Floor Statement on the Local Law Enforcement Hate Crimes Prevention Act of 2007

I thank the gentleman.


Mr. Speaker, this bill deals with violent crimes committed against victims who are singled out solely because someone doesn't like who they are.


Violent attacks because of actual or perceived race, color, religion, national origin, sexual orientation, gender, gender identity, or disability often cause serious injury or death. They are more serious than a normal assault because they target not just an individual, but an entire group. They spread terror to all members of the group and often deter them from exercising their constitutional rights, sometimes for simply walking down the wrong street.


The only question for Members is whether they believe that singling out a person for a crime of violence because of his or her race or religion or because any other trait is sufficiently heinous to merit strong punishment.


For many years, Mr. Speaker, Congress debated what were known as the Federal lynching laws. They were designed to deal with the widespread practice of lynching primarily African Americans. There was staunch resistance to those laws here in Congress. For three decades, they did not pass while thousands were lynched. We heard many of the same arguments then that we are hearing today. That was not a proud period in our Nation's history. Today, we can do the right thing. I hope we can agree to do so.

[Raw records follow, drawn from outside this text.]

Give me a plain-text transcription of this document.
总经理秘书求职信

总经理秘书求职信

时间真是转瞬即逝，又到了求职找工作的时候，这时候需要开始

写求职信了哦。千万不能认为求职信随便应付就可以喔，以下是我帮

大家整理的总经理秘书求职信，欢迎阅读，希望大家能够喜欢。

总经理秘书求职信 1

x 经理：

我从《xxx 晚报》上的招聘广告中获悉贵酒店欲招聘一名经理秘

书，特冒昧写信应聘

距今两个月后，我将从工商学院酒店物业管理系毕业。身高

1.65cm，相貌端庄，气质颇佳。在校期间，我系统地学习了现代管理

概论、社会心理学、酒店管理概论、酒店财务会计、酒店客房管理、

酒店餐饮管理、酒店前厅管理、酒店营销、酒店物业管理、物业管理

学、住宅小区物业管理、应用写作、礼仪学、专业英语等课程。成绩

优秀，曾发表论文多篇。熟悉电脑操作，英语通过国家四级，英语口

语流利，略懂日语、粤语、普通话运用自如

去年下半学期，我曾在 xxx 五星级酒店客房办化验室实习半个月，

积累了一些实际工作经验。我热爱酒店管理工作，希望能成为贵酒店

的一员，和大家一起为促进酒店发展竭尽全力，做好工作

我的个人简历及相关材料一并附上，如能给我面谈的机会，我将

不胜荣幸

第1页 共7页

Under current law, the attackers of someone like Michael Sandy of Brooklyn, who was attacked simply because he was walking down a street and he was gay, could not be prosecuted for a hate crime because, under existing law, only victims targeted because they are engaged in a federally protected activity, such as voting, are protected. This bill expands the definition to cover all violent crimes motivated by race, color, creed, national origin, et cetera.


This is not an issue of free speech. This bill deals only with crimes of violence in which the victim is selected with his or her status.


The law routinely looks to the motivation of a crime and treats the more heinous of them differently. Manslaughter is different from premeditated murder, which is different from a contract killing. We all know how to make these distinctions. The law does it all the time. We ought to do it here; we ought to say that crimes of violence motivated by one's status are particularly heinous and ought to be treated as such.